Department of Transport and Communications

Department overview
- Formed: 24 July 1987
- Preceding Department: Department of Communications (I) Department of Transport (IV) Department of Aviation;
- Dissolved: 23 December 1993
- Superseding Department: Department of Transport (V) Department of Communications (II);
- Jurisdiction: Commonwealth of Australia
- Ministers responsible: Gareth Evans, Minister (1987–1988); Ralph Willis, Minister (1988–1990); Kim Beazley, Minister (1990–1991); John Kerin, Minister (1991); Graham Richardson, Minister (1991–1992); Bob Collins, Minister (1992–1993);
- Department executives: Peter Wilenski, Secretary (1987–1988); Graham Evans, Secretary (1988–1993);

= Department of Transport and Communications =

Australian government department, 1987–1993

The Department of Transport and Communications was an Australian government department that existed between July 1987 and December 1993.

==History==
The Department of Transport and Communications was one of 16 "super-ministries" announced as part of a major restructuring of the administration and economy by Prime Minister Bob Hawke in July 1987.

The Department oversaw the development of a third runway at Kingsford Smith Airport, achieved new industry structures for aviation and reform of the shipping and waterfront sectors, progressed Australia towards a national railway system and uniform national road regulation, introduced new regulatory arrangements for telecommunications, broadcasting and radio communications and arranged for sale of communications licences for more than a billion dollars.

==Scope==
Information about the department's functions and government funding allocation could be found in the Administrative Arrangements Orders, the annual Portfolio Budget Statements and in the Department's annual reports.

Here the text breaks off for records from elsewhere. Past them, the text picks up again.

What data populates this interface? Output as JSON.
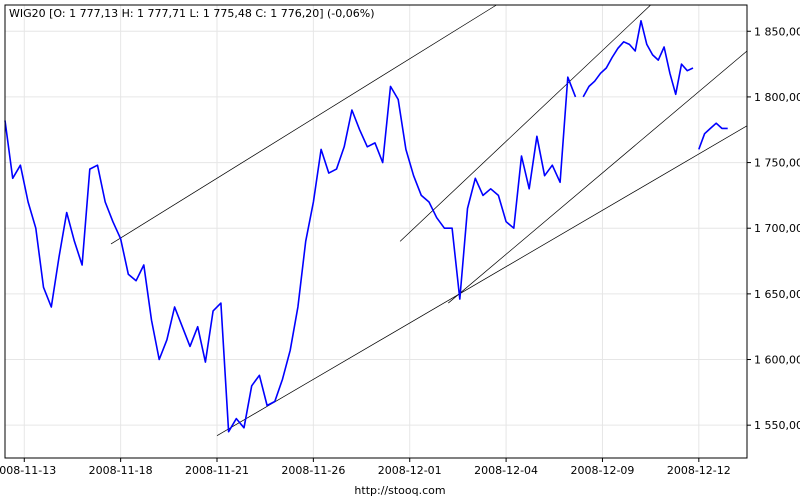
{
  "legend": "WIG20 [O: 1 777,13  H: 1 777,71  L: 1 775,48  C: 1 776,20] (-0,06%)",
  "footer": "http://stooq.com",
  "colors": {
    "series": "#0000ff",
    "grid": "#e6e6e6",
    "trend": "#000000",
    "frame": "#000000"
  },
  "chart_data": {
    "type": "line",
    "series": [
      {
        "name": "WIG20",
        "x": [
          0,
          0.4,
          0.8,
          1.2,
          1.6,
          2.0,
          2.4,
          2.8,
          3.2,
          3.6,
          4.0,
          4.4,
          4.8,
          5.2,
          5.6,
          6.0,
          6.4,
          6.8,
          7.2,
          7.6,
          8.0,
          8.4,
          8.8,
          9.2,
          9.6,
          10.0,
          10.4,
          10.8,
          11.2,
          11.6,
          12.0,
          12.4,
          12.8,
          13.2,
          13.6,
          14.0,
          14.4,
          14.8,
          15.2,
          15.6,
          16.0,
          16.4,
          16.8,
          17.2,
          17.6,
          18.0,
          18.4,
          18.8,
          19.2,
          19.6,
          20.0,
          20.4,
          20.8,
          21.2,
          21.6,
          22.0,
          22.4,
          22.8,
          23.2,
          23.6,
          24.0,
          24.4,
          24.8,
          25.2,
          25.6,
          26.0,
          26.4,
          26.8,
          27.2,
          27.6,
          28.0,
          28.4,
          28.8,
          29.2,
          29.6
        ],
        "values": [
          1782,
          1738,
          1748,
          1720,
          1700,
          1655,
          1640,
          1678,
          1712,
          1690,
          1672,
          1745,
          1748,
          1720,
          1705,
          1692,
          1665,
          1660,
          1672,
          1630,
          1600,
          1615,
          1640,
          1625,
          1610,
          1625,
          1598,
          1637,
          1643,
          1545,
          1555,
          1548,
          1580,
          1588,
          1565,
          1568,
          1585,
          1607,
          1640,
          1690,
          1720,
          1760,
          1742,
          1745,
          1762,
          1790,
          1775,
          1762,
          1765,
          1750,
          1808,
          1798,
          1760,
          1740,
          1725,
          1720,
          1708,
          1700,
          1700,
          1646,
          1715,
          1738,
          1725,
          1730,
          1725,
          1705,
          1700,
          1755,
          1730,
          1770,
          1740,
          1748,
          1735,
          1815,
          1800
        ]
      },
      {
        "name": "WIG20",
        "x": [
          30.0,
          30.3,
          30.6,
          30.9,
          31.2,
          31.5,
          31.8,
          32.1,
          32.4,
          32.7,
          33.0,
          33.3,
          33.6,
          33.9,
          34.2,
          34.5,
          34.8,
          35.1,
          35.4,
          35.7
        ],
        "values": [
          1800,
          1808,
          1812,
          1818,
          1822,
          1830,
          1837,
          1842,
          1840,
          1835,
          1858,
          1840,
          1832,
          1828,
          1838,
          1818,
          1802,
          1825,
          1820,
          1822
        ]
      },
      {
        "name": "WIG20",
        "x": [
          36.0,
          36.3,
          36.6,
          36.9,
          37.2,
          37.5
        ],
        "values": [
          1760,
          1772,
          1776,
          1780,
          1776,
          1776
        ]
      }
    ],
    "x_tick_labels": [
      "2008-11-13",
      "2008-11-18",
      "2008-11-21",
      "2008-11-26",
      "2008-12-01",
      "2008-12-04",
      "2008-12-09",
      "2008-12-12"
    ],
    "x_tick_positions": [
      1,
      6,
      11,
      16,
      21,
      26,
      31,
      36
    ],
    "y_ticks": [
      "1 550,00",
      "1 600,00",
      "1 650,00",
      "1 700,00",
      "1 750,00",
      "1 800,00",
      "1 850,00"
    ],
    "y_tick_values": [
      1550,
      1600,
      1650,
      1700,
      1750,
      1800,
      1850
    ],
    "xlim": [
      0,
      38.5
    ],
    "ylim": [
      1525,
      1870
    ],
    "trend_lines": [
      {
        "x1": 5.5,
        "y1": 1688,
        "x2": 25.5,
        "y2": 1870
      },
      {
        "x1": 11,
        "y1": 1542,
        "x2": 38.5,
        "y2": 1778
      },
      {
        "x1": 23,
        "y1": 1643,
        "x2": 38.5,
        "y2": 1835
      },
      {
        "x1": 20.5,
        "y1": 1690,
        "x2": 33.5,
        "y2": 1870
      }
    ],
    "grid": true
  }
}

According to the Administrative Arrangements Order made on 24 July 1997, the Department dealt with:
- Shipping and marine navigation
- Land transport (including road safety)
- Civil aviation and air navigation
- Aviation security
- Postal and telecommunications services
- Management of the electromagnetic spectrum
- Television and radio

==Structure==
The Department was an Australian Public Service department responsible to the Minister of the day. Department officials were headed by a Secretary, initially Peter Wilenski (until September 1988) and then G.C. Evans (from October 1988).